From the RTL Source code ,it use 9 bits as address for LUT , and it can 4*16bits data in parallel ; but it divide it's table into LO and LE , what this means ? how to decide to use LO or LE ? why it both get the LE[addr] and LE[addr+1] ?

there are also scale/shift/offset/bias after LUT , what this means ?

JunningWu commented 6 years ago

I will check those codes these days.

JunningWu commented 6 years ago

https://github.com/JunningWu/AIChip/issues/11

JunningWu commented 6 years ago

The Single Data Point Processor (SDP) allows for the application of both linear and non-linear functions onto individual data points. This is commonly used immediately after convolution in CNN systems. The SDP provides native support for linear functions (e.g., simple bias and scaling) and uses lookup tables (LUTs) to implement non-linear functions. This combination supports most common activation functions as well as other element-wise operations including: ReLU, PReLU, precision scaling, batch normalization, bias addition, or other complex non-linear functions, such as a sigmoid or a hyperbolic tangent.

I guess U shall understand SDP's functions first, then U will know the RTL code very well.

bandjshen commented 6 years ago

i know which functions inside SDP , but for detail solution , how to design LUT to implement ELU/Sigmoid/Tanh is not know ; I'm a hw engineer , the code to calculate the table may exist in driver code when this layer try to support Sigmoid for example ; another question is , SDP is 16 pipeline in parrellel , but for EW(the non-linear activation) , it seems only 4 pipeline ; it will hurt the performance .
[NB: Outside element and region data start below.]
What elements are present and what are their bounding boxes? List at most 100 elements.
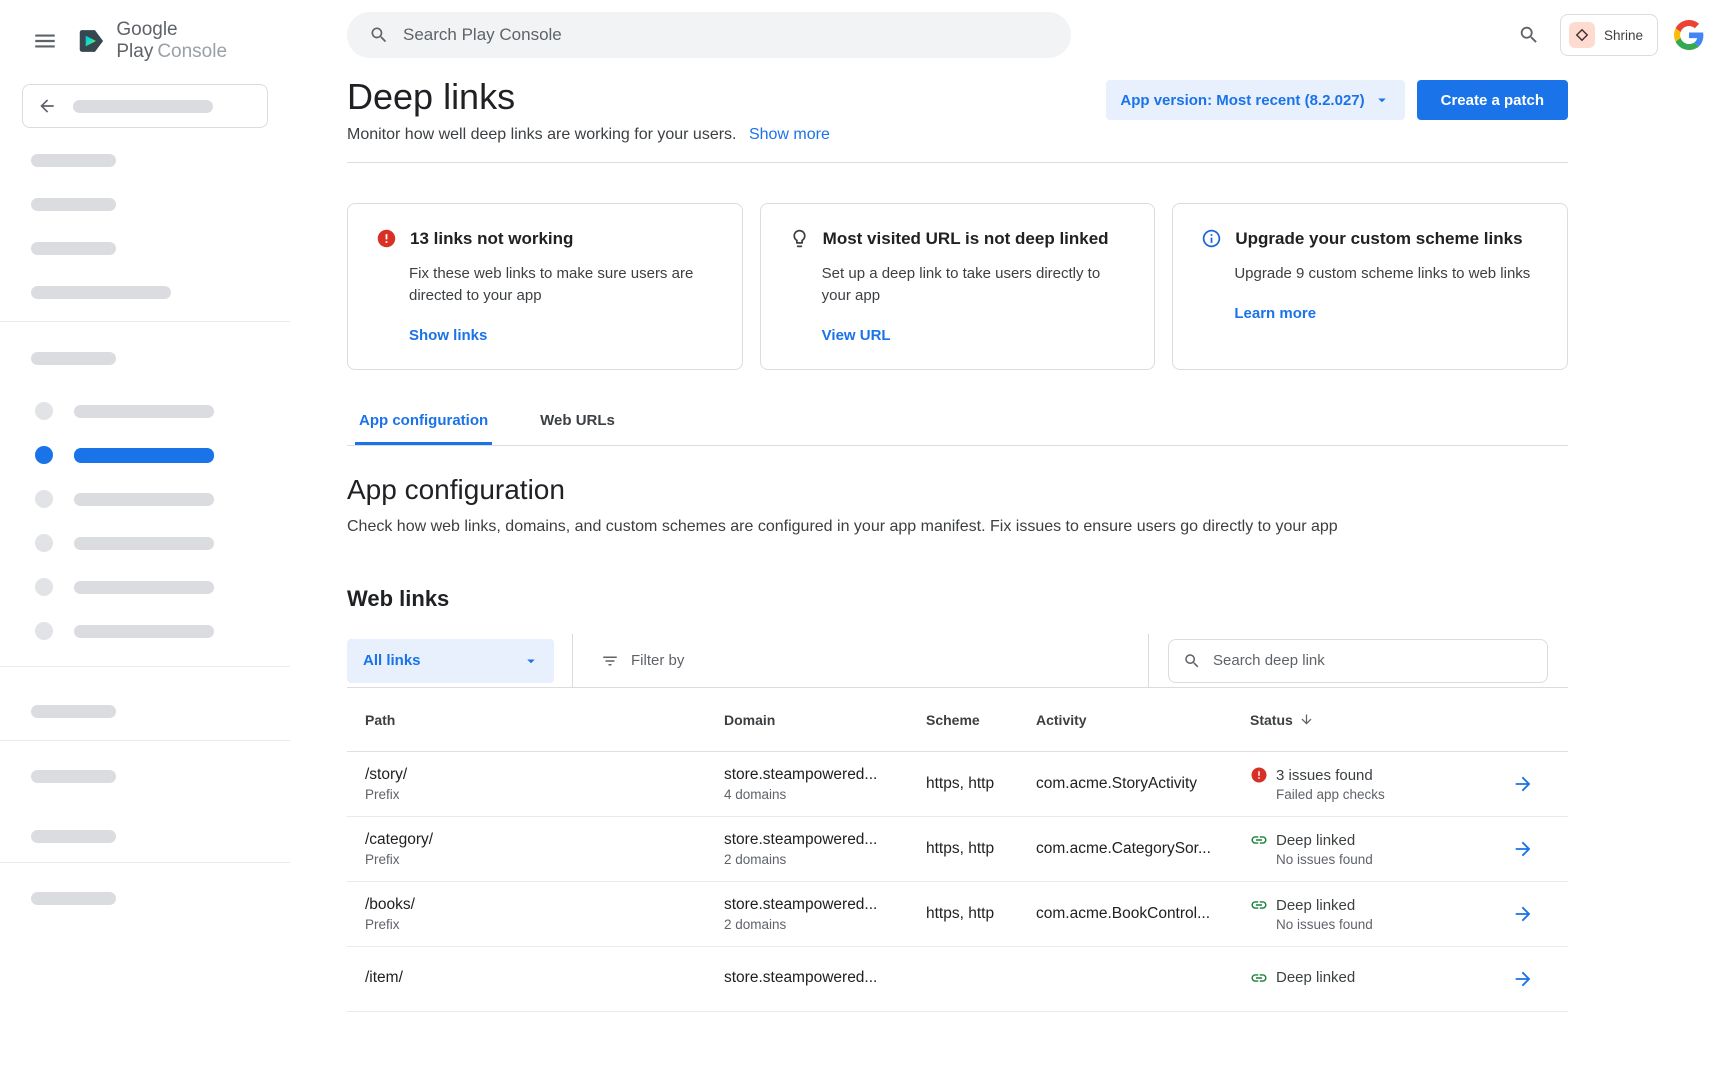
app-switcher-chip[interactable]: Shrine [1560, 14, 1658, 56]
open-row-arrow-icon[interactable] [1512, 838, 1534, 860]
app-version-label: App version: Most recent (8.2.027) [1120, 92, 1364, 109]
skeleton-bar [74, 448, 214, 463]
path-value: /books/ [365, 896, 724, 914]
skeleton-bar [31, 770, 116, 783]
card-body: Fix these web links to make sure users a… [409, 263, 714, 307]
shrine-app-icon [1569, 22, 1595, 48]
activity-value: com.acme.StoryActivity [1036, 775, 1250, 793]
deep-link-search[interactable] [1168, 639, 1548, 683]
create-patch-button[interactable]: Create a patch [1417, 80, 1568, 120]
skeleton-dot [35, 534, 53, 552]
status-value: 3 issues found [1276, 767, 1373, 784]
filter-by-label: Filter by [631, 652, 684, 669]
domain-value: store.steampowered... [724, 766, 926, 784]
learn-more-link[interactable]: Learn more [1234, 305, 1316, 322]
google-account-avatar[interactable] [1674, 20, 1704, 50]
tab-web-urls[interactable]: Web URLs [536, 412, 619, 445]
column-activity: Activity [1036, 712, 1250, 728]
domain-note: 2 domains [724, 852, 926, 867]
error-icon [376, 228, 397, 249]
sort-descending-icon [1299, 712, 1314, 727]
path-value: /story/ [365, 766, 724, 784]
table-row[interactable]: /story/Prefix store.steampowered...4 dom… [347, 752, 1568, 817]
skeleton-bar [31, 352, 116, 365]
deep-link-icon [1250, 896, 1268, 914]
chevron-down-icon [1373, 91, 1391, 109]
path-note: Prefix [365, 917, 724, 932]
scheme-value: https, http [926, 775, 1036, 793]
card-title: 13 links not working [410, 229, 573, 249]
open-row-arrow-icon[interactable] [1512, 968, 1534, 990]
sidebar-item-skeleton [0, 578, 290, 596]
play-console-logo: Google PlayConsole [76, 19, 290, 63]
divider [347, 162, 1568, 163]
open-row-arrow-icon[interactable] [1512, 773, 1534, 795]
card-body: Set up a deep link to take users directl… [822, 263, 1127, 307]
divider [0, 862, 290, 863]
status-note: No issues found [1276, 917, 1512, 932]
domain-value: store.steampowered... [724, 831, 926, 849]
play-console-app: Google PlayConsole [0, 0, 1728, 1080]
links-filter-dropdown[interactable]: All links [347, 639, 554, 683]
app-version-dropdown[interactable]: App version: Most recent (8.2.027) [1106, 80, 1404, 120]
hamburger-icon [32, 28, 58, 54]
table-row[interactable]: /category/Prefix store.steampowered...2 … [347, 817, 1568, 882]
deep-link-search-input[interactable] [1213, 652, 1533, 669]
path-note: Prefix [365, 852, 724, 867]
divider [1148, 634, 1149, 687]
domain-note: 4 domains [724, 787, 926, 802]
card-title: Upgrade your custom scheme links [1235, 229, 1522, 249]
skeleton-bar [73, 100, 213, 113]
play-logo-icon [76, 28, 107, 54]
sidebar-item-selected[interactable] [0, 446, 290, 464]
menu-button[interactable] [28, 24, 62, 58]
domain-value: store.steampowered... [724, 896, 926, 914]
sidebar-item-skeleton [0, 402, 290, 420]
open-row-arrow-icon[interactable] [1512, 903, 1534, 925]
sidebar-skeleton-group [31, 154, 290, 299]
status-note: Failed app checks [1276, 787, 1512, 802]
table-row[interactable]: /item/ store.steampowered... Deep linked [347, 947, 1568, 1012]
sidebar-skeleton-group [31, 892, 290, 910]
search-icon [1518, 24, 1540, 46]
back-button[interactable] [22, 84, 268, 128]
tab-bar: App configuration Web URLs [347, 412, 1568, 446]
table-header: Path Domain Scheme Activity Status [347, 688, 1568, 752]
status-value: Deep linked [1276, 897, 1355, 914]
skeleton-bar [31, 892, 116, 905]
global-search[interactable] [347, 12, 1071, 58]
show-more-link[interactable]: Show more [749, 126, 830, 143]
skeleton-bar [31, 198, 116, 211]
skeleton-dot [35, 402, 53, 420]
tab-app-configuration[interactable]: App configuration [355, 412, 492, 445]
sidebar-item-skeleton [0, 490, 290, 508]
info-icon [1201, 228, 1222, 249]
card-most-visited-url: Most visited URL is not deep linked Set … [760, 203, 1156, 370]
view-url-link[interactable]: View URL [822, 327, 891, 344]
status-note: No issues found [1276, 852, 1512, 867]
scheme-value: https, http [926, 905, 1036, 923]
column-scheme: Scheme [926, 712, 1036, 728]
scheme-value: https, http [926, 840, 1036, 858]
skeleton-dot [35, 578, 53, 596]
chevron-down-icon [522, 652, 540, 670]
table-row[interactable]: /books/Prefix store.steampowered... 2 dom… [347, 882, 1568, 947]
deep-link-icon [1250, 969, 1268, 987]
card-links-not-working: 13 links not working Fix these web links… [347, 203, 743, 370]
path-value: /item/ [365, 969, 724, 987]
search-button[interactable] [1514, 20, 1544, 50]
skeleton-bar [31, 705, 116, 718]
skeleton-dot [35, 622, 53, 640]
card-title: Most visited URL is not deep linked [823, 229, 1109, 249]
domain-note: 2 domains [724, 917, 926, 932]
sidebar-skeleton-group [31, 352, 290, 370]
divider [0, 321, 290, 322]
column-status-sort[interactable]: Status [1250, 712, 1512, 728]
page-title: Deep links [347, 76, 830, 118]
lightbulb-icon [789, 228, 810, 249]
web-links-toolbar: All links Filter by [347, 634, 1568, 688]
show-links-link[interactable]: Show links [409, 327, 487, 344]
sidebar: Google PlayConsole [0, 0, 290, 1080]
filter-by-button[interactable]: Filter by [601, 652, 684, 670]
global-search-input[interactable] [403, 25, 1049, 45]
bandjshen commented 6 years ago

Hi, Junning Do you know in BS/BN instance , there are register config port cfg_alu_algo_rsc_z[1:0] what this bits means ? and how about cfg_alu_shift_value_rsc_z[5:0] ?

Thanks

weikun750 commented 4 years ago

The index is consist of 9 bit INT and 35 bit FRAC, so if the index is inbetween of 2 entrys, the output will be Y0FRAC + Y1(1<<35 - FRAC), that's why, the HW always implement the addr and addr+1 logics.